The court noted that, generally, discovery is to be liberally allowed with respect to any matter, not privileged, which is relevant to the case being tried. The court also noted that the relevancy standard applicable to discovery is broader than the standard used at trial for the admission of evidence. 

However, the court also noted that discovery requests must be reasonable, which is to be judged based upon the facts and circumstances of the case. The court is granted with authority to prohibit any discovery of matters which has been stated too broadly.

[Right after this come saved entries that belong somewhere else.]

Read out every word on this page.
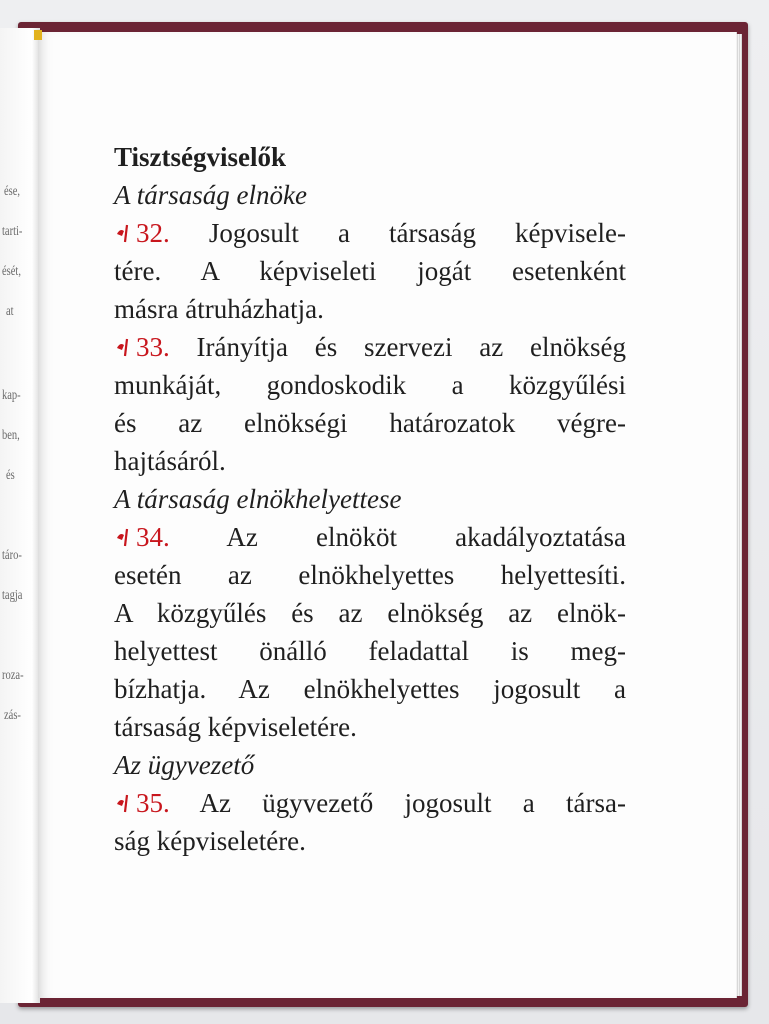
ése,
tarti-
ését,
at
kap-
ben,
és
táro-
tagja
roza-
zás-
Tisztségviselők
A társaság elnöke
32. Jogosult a társaság képvisele-
tére. A képviseleti jogát esetenként
másra átruházhatja.
33. Irányítja és szervezi az elnökség
munkáját, gondoskodik a közgyűlési
és az elnökségi határozatok végre-
hajtásáról.
A társaság elnökhelyettese
34. Az elnököt akadályoztatása
esetén az elnökhelyettes helyettesíti.
A közgyűlés és az elnökség az elnök-
helyettest önálló feladattal is meg-
bízhatja. Az elnökhelyettes jogosult a
társaság képviseletére.
Az ügyvezető
35. Az ügyvezető jogosult a társa-
ság képviseletére.
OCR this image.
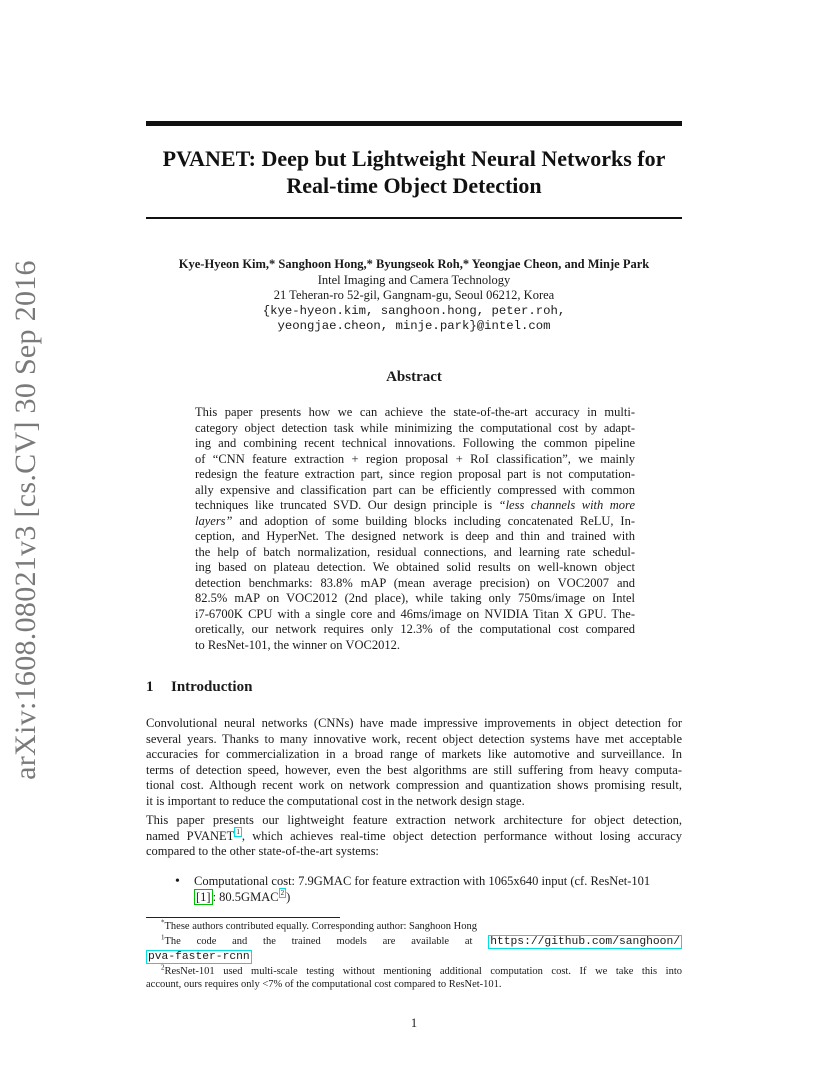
arXiv:1608.08021v3 [cs.CV] 30 Sep 2016
PVANET: Deep but Lightweight Neural Networks for
Real-time Object Detection
Kye-Hyeon Kim,* Sanghoon Hong,* Byungseok Roh,* Yeongjae Cheon, and Minje Park
Intel Imaging and Camera Technology
21 Teheran-ro 52-gil, Gangnam-gu, Seoul 06212, Korea
{kye-hyeon.kim, sanghoon.hong, peter.roh,
yeongjae.cheon, minje.park}@intel.com
Abstract
This paper presents how we can achieve the state-of-the-art accuracy in multi-
category object detection task while minimizing the computational cost by adapt-
ing and combining recent technical innovations. Following the common pipeline
of “CNN feature extraction + region proposal + RoI classification”, we mainly
redesign the feature extraction part, since region proposal part is not computation-
ally expensive and classification part can be efficiently compressed with common
techniques like truncated SVD. Our design principle is “less channels with more
layers” and adoption of some building blocks including concatenated ReLU, In-
ception, and HyperNet. The designed network is deep and thin and trained with
the help of batch normalization, residual connections, and learning rate schedul-
ing based on plateau detection. We obtained solid results on well-known object
detection benchmarks: 83.8% mAP (mean average precision) on VOC2007 and
82.5% mAP on VOC2012 (2nd place), while taking only 750ms/image on Intel
i7-6700K CPU with a single core and 46ms/image on NVIDIA Titan X GPU. The-
oretically, our network requires only 12.3% of the computational cost compared
to ResNet-101, the winner on VOC2012.
1 Introduction
Convolutional neural networks (CNNs) have made impressive improvements in object detection for
several years. Thanks to many innovative work, recent object detection systems have met acceptable
accuracies for commercialization in a broad range of markets like automotive and surveillance. In
terms of detection speed, however, even the best algorithms are still suffering from heavy computa-
tional cost. Although recent work on network compression and quantization shows promising result,
it is important to reduce the computational cost in the network design stage.
This paper presents our lightweight feature extraction network architecture for object detection,
named PVANET $^1$ , which achieves real-time object detection performance without losing accuracy
compared to the other state-of-the-art systems:
• Computational cost: 7.9GMAC for feature extraction with 1065x640 input (cf. ResNet-101
[1] : 80.5GMAC $^2$ )
*These authors contributed equally. Corresponding author: Sanghoon Hong
$^1$The code and the trained models are available at https://github.com/sanghoon/
pva-faster-rcnn
$^2$ResNet-101 used multi-scale testing without mentioning additional computation cost. If we take this into
account, ours requires only <7% of the computational cost compared to ResNet-101.
1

Judge Nealon noted that, although discovery is to be liberally allowed as a general rule, “fishing expeditions” are not authorized under the Pennsylvania Rules of Civil Procedure.

Judge Terrence R. Nealon
Lackawanna County 

In colorful language, Judge Nealon noted that, as the court has observed with increasing frequency, “[w]hile a limited degree of ‘fishing’ is to be expected with certain discovery requests, parties are not permitted ‘to fish with a net rather than a hook or a harpoon.’” [citations omitted]. Applying the above law to this case, the court ruled that the subpoena served by the Defendants, as presented, were too broad.

The court did allow the Defendants to request records and materials for the period of ten (10) years prior a relevant date up to the present.